10
Jan 16

## What is a z score: the scientific explanation

You know what is a z score when you know why people invented it.

As usual, we start with a theoretical motivation. There is a myriad of distributions. Even if we stay within the set of normal distributions, there is an infinite number of them, indexed by their means $\mu(X)=EX$ and standard deviations $\sigma(X)=\sqrt{Var(X)}$. When computers did not exist, people had to use statistical tables. It was impossible to produce statistical tables for an infinite number of distributions, so the problem was to reduce the case of general $\mu(X)$ and $\sigma(X)$ to that of $\mu(X)=0$ and $\sigma(X)=1$.

But we know that that can be achieved by centering and scaling. Combining these two transformations, we obtain the definition of the z score:

$z=\frac{X-\mu(X)}{\sigma(X)}.$

Using the properties of means and variances we see that

$Ez=\frac{E(X-\mu(X))}{\sigma(X)}=0,$

$Var(z)=\frac{Var(X-\mu(X))}{\sigma^2(X)}=\frac{Var(X)}{\sigma^2(X)}=1.$

The transformation leading from $X$ to its z score sometimes is called standardization.

This site promises to tell you the truth about undergraduate statistics. The truth about the z score is that:

(1) Standardization can be applied to any variable with finite variance, not only to normal variables. The z score is a standard normal variable only when the original variable $X$ is normal, contrary to what some sites say.

(2) With modern computers, standardization is not necessary to find critical values for $X$, see Chapter 14 of my book.

9
Jan 16

## Scaling a distribution

Scaling a distribution is as important as centering or demeaning considered here. The question we want to find an answer for is this: What can you do to a random variable $X$ to obtain another random variable, say, $Y$, whose variance is one? Like in case of centering, geometric considerations can be used but I want to follow the algebraic approach, which is more powerful.

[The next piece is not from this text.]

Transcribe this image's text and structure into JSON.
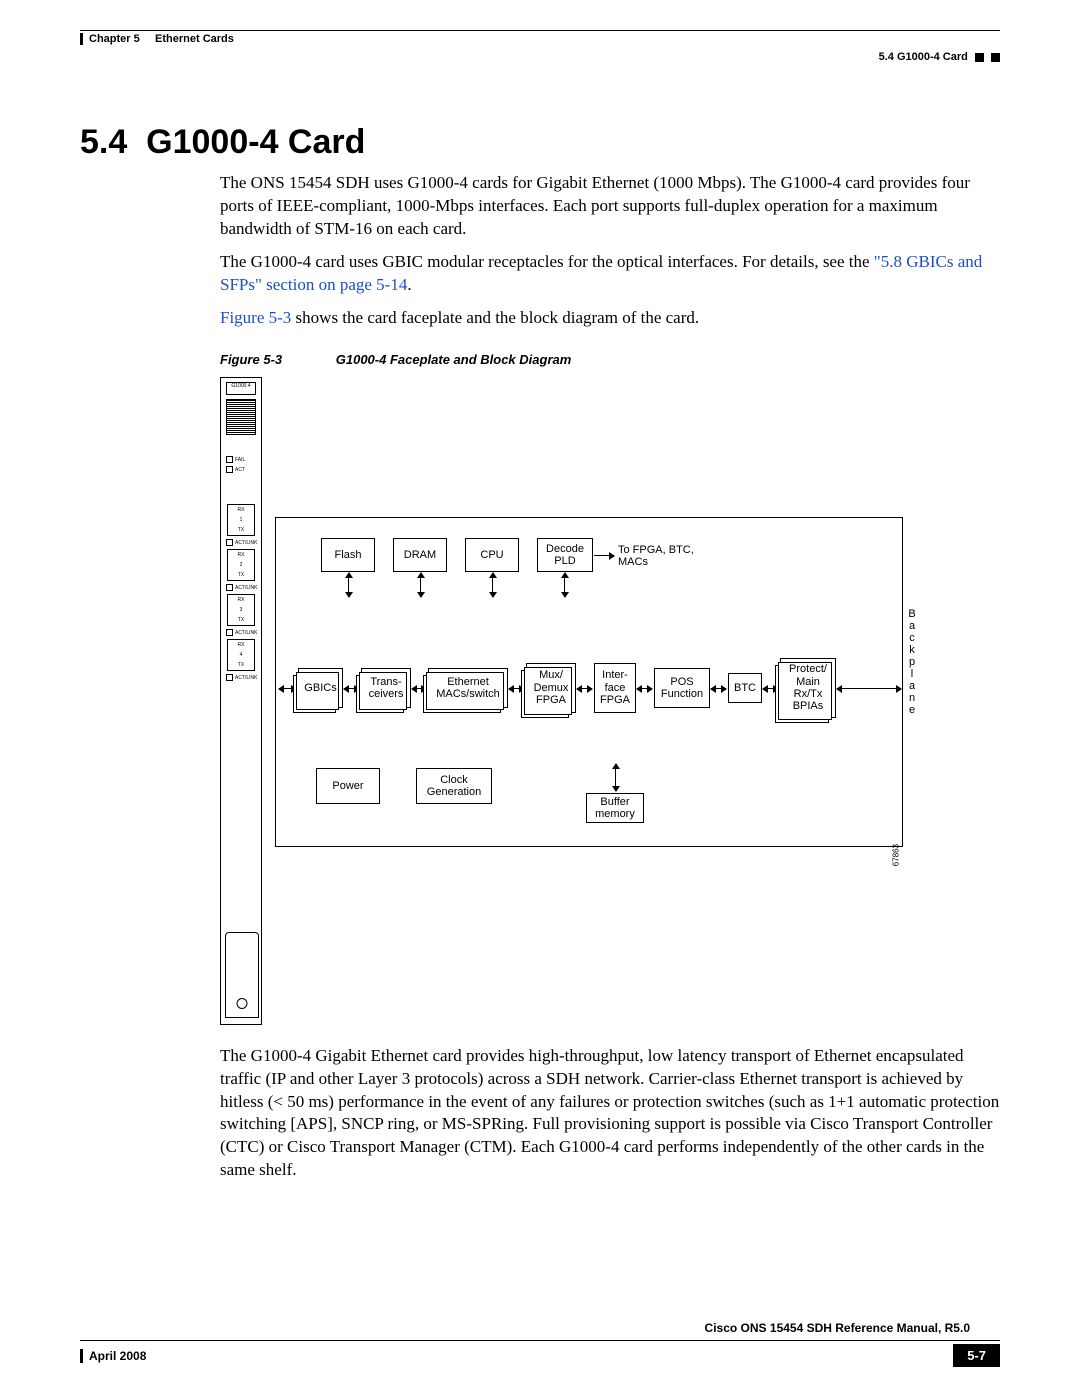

Hint: in case of centering, we subtract the mean, $Y=X-EX$. For the problem at hand the suggestion is to use scaling: $Y=aX$, where $a$ is a number to be determined.

Using the fact that variance is homogeneous of degree 2, we have

$Var(Y)=Var(aX)=a^2Var(X)$.

We want $Var(Y)$ to be 1, so solving for $a$ gives $a=1/\sqrt{Var(X)}=1/\sigma(X)$. Thus, division by the standard deviation answers our question: the variable $Y=X/\sigma(X)$ has variance and standard deviation equal to 1.

Note. Always use the notation for standard deviation $\sigma$ with its argument $X$.

7
Jan 16

## Mean plus deviation-from-mean decomposition

This is about separating the deterministic and random parts of a variable. This topic can be difficult or easy, depending on how you look at it. The right way to think about it is theoretical.

Everything starts with a simple question: What can you do to a random variable $X$ to obtain a new variable, say, $Y$, whose mean is equal to zero? Intuitively, when you subtract the mean from $X$, the distribution moves to the left or right, depending on the sign of $EX$, so that the distribution of $Y$ is centered on zero. One of my students used this intuition to guess that you should subtract the mean: $Y=X-EX$. The guess should be confirmed by algebra: from this definition

$EY=E(X-EX)=EX-E(EX)=EX-EX=0$

(here we distributed the expectation operator and used the property that the mean of a constant ($EX$) is that constant). By the way, subtracting the mean from a variable is called centering or demeaning.

If you understand the above, you can represent $X$ as

$X = EX+(X-EX).$

Here $\mu=EX$ is the mean and $u=X-EX$ is the deviation from the mean. As was shown above, $Eu=0$. Thus, we obtain the mean plus deviation-from-mean decomposition $X=\mu+u.$ Simple, isn't it? It is so simple, that students don't pay attention to it. In fact, it is omnipresent in Statistics because $Var(X)=Var(u)$. The analysis of $Var(X)$ is reduced to that of $Var(u)$!